Agência Estado – Marcelo Camargo/ABR
Em encontro inédito, cinco ex-ministros da Cultura divulgaram um manifesto contra as políticas culturais do governo Bolsonaro na manhã desta terça, 2, na USP (Universidade de São Paulo). Sem propostas mais detalhadas, suas falas condenaram a “demonização” da classe artística, de projetos culturais e, sobretudo, do fim do MinC, que passou a ser uma secretaria subordinada ao Ministério da Cidadania desde a posse de Bolsonaro.
Estavam na mesa Luiz Roberto Nascimento Silva (ministro na gestão de Itamar Franco, entre 1993 e 1994); Francisco Weffort (ministro de Fernando Henrique Cardoso, de 1995 a 2002); Juca Ferreira (ministro duas vezes, de Lula, entre 2008 e 2010, e de Dilma, em 2015 e 2016); Marta Suplicy (ministra de Dilma, entre 2012 e 2014); e Marcelo Calero (ministro por sete meses de Temer, em 2016).
Eles primeiro se reuniram em sala fechada para redigirem o manifesto, que logo depois foi entregue em uma folha de papel sulfite aos jornalistas. Assim começa o documento: “Nós, ex-ministros da Cultura que servimos ao Brasil em diferentes governos, externamos nossa preocupação com a desvalorização e hostilização à cultura brasileira. Reafirmamos a importância da cultura em três dimensões básicas como expressão da nossa identidade e diversidade, como direito fundamental e como vetor de desenvolvimento econômico, contribuindo decisivamente para a geração de emprego e renda.”
A parte que condena mais claramente o fim do MinC diz: “A extinção do MinC é um erro.

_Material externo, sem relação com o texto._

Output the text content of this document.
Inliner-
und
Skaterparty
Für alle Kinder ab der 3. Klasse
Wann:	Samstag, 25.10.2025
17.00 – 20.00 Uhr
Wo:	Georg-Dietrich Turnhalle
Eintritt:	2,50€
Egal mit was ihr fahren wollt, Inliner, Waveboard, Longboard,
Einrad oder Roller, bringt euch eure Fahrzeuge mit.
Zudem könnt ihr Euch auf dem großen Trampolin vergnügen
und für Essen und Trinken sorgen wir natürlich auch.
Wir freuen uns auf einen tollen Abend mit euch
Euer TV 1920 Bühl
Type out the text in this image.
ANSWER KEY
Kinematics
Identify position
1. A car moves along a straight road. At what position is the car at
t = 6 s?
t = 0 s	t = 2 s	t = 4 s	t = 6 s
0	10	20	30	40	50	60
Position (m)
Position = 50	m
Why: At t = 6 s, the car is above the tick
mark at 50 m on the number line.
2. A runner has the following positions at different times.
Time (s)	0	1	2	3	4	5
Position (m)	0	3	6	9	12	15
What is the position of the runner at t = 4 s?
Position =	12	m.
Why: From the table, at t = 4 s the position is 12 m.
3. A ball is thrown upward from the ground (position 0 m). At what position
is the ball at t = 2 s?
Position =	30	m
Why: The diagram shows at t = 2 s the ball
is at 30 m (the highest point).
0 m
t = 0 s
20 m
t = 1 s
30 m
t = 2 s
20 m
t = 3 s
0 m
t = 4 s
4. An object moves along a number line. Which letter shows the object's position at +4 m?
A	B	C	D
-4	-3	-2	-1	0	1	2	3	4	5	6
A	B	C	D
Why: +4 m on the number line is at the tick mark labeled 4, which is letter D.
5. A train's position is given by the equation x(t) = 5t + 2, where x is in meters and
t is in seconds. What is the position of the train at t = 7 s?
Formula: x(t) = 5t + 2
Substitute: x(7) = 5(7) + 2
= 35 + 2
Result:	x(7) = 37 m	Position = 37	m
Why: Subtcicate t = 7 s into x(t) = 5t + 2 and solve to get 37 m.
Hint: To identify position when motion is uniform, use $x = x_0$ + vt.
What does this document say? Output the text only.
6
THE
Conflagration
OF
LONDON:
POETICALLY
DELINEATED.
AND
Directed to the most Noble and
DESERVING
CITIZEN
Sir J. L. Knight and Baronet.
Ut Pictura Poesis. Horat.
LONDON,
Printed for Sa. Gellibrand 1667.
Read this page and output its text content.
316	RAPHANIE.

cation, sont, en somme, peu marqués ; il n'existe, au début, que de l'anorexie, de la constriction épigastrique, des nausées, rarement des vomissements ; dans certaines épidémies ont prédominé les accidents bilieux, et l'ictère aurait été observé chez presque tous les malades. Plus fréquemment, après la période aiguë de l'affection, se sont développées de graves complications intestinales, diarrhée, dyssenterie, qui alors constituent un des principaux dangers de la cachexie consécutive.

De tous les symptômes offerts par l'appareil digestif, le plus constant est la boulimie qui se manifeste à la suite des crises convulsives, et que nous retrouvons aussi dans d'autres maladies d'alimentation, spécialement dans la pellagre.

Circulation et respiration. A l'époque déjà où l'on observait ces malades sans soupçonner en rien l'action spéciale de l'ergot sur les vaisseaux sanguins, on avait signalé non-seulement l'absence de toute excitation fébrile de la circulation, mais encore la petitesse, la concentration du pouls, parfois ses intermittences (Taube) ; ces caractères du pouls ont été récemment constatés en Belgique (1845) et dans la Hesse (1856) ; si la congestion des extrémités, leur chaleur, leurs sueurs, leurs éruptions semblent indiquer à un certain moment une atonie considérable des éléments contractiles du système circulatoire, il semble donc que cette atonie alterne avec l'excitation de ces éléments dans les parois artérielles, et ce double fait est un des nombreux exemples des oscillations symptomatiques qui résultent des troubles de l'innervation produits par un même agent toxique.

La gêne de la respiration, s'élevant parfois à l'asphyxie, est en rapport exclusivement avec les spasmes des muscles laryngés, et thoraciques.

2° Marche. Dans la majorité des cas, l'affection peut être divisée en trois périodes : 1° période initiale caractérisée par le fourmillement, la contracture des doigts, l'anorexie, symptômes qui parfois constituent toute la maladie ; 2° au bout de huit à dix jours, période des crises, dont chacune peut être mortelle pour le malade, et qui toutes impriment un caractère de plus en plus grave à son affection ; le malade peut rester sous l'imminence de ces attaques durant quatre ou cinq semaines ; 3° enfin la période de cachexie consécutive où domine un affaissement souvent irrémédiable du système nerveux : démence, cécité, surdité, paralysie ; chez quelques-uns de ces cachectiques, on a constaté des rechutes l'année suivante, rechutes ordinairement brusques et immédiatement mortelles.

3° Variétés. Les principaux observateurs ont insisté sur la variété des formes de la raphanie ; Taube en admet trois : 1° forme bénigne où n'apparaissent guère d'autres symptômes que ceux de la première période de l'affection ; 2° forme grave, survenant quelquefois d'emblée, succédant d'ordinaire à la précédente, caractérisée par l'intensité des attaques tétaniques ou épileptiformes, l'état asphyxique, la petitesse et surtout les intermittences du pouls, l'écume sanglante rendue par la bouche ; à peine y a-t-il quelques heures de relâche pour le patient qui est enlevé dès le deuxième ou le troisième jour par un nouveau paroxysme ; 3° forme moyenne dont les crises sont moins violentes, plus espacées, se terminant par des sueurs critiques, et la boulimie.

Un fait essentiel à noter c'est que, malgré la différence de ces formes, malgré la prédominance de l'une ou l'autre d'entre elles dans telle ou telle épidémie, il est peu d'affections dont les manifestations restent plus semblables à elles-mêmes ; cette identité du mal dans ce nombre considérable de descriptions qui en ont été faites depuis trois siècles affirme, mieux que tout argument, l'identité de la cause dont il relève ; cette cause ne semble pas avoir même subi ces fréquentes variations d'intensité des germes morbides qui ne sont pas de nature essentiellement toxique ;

A existência do Ministério tem garantido um olhar à altura da relevância da cultura e da arte na vida brasileira. Mesmo com recursos limitados, a pasta foi capaz de defender, formular, fomentar, criar e inovar a relação do Estado com a sociedade no plano da cultura, em respeito às tradições brasileiras desde o Império. A arte e a cultura brasileira, além de sua relevância interna, têm contribuído para uma imagem positiva no exterior. O interesse efetivo por diversas manifestações e criações culturais brasileiras é razão de orgulho e ativo importante da afirmação do país no conjunto das nações.”
Calero disse da importância de se reafirmar a cultura como política de Estado. “E reafirmá-la como vetor de desenvolvimento econômico e social.” As falas nem sempre foram em uníssono. Marta falou da importância de se ter o Estado como sustentação. “Fizemos com esse documento um afunilamento de percepções desse retrocesso civilizatório que estamos vivendo.” Ela chamou o fim do MinC de erro crasso: “Estamos sendo asfixiados”. Luiz Roberto Nascimento Silva disse que gostaria que o governo atual interpretasse as colocações não apenas como manifesto, mas como ato colaborativo não partidário. Juca Ferreira discordou: “Da minha parte, é crítica sim e defesa da Cultura. Colaboração seria demais.” Luiz Roberto respondeu. “Colaboração não na dimensão política.”
A reportagem questionou o grupo dos cinco sobre a necessidade do diálogo em um País já polarizado o bastante. Um “armistício cultural”, chamando integrantes do próprio governo para estarem naquela sala de forma que a reunião de cinco experientes nomes da gestão cultural, com o que fizeram de certo e de errado, fosse aproveitada para além de um manifesto. Juca foi incisivo: “A sua pergunta tem um erro de origem. Parece que há um belicismo das duas partes, mas não é assim.” Ele falou das perdas que o setor sofre por parte do governo e de posturas que impediriam o diálogo. Marta voltou ao assunto: “Me sinto falando com uma parede (o governo). Eles não entendem nem qual é o conceito de cultura.”
O secretário de Cultura de Bolsonaro, Henrique Pires, estava coincidentemente participando de um seminário na Biblioteca Brasiliana da mesma USP, no mesmo horário. Questionado sobre o encontro a alguns metros dali, ele respondeu: “Se eles produzirem algum documento e nos entregarem, vamos receber e ler com atenção.” O que há é um manifesto.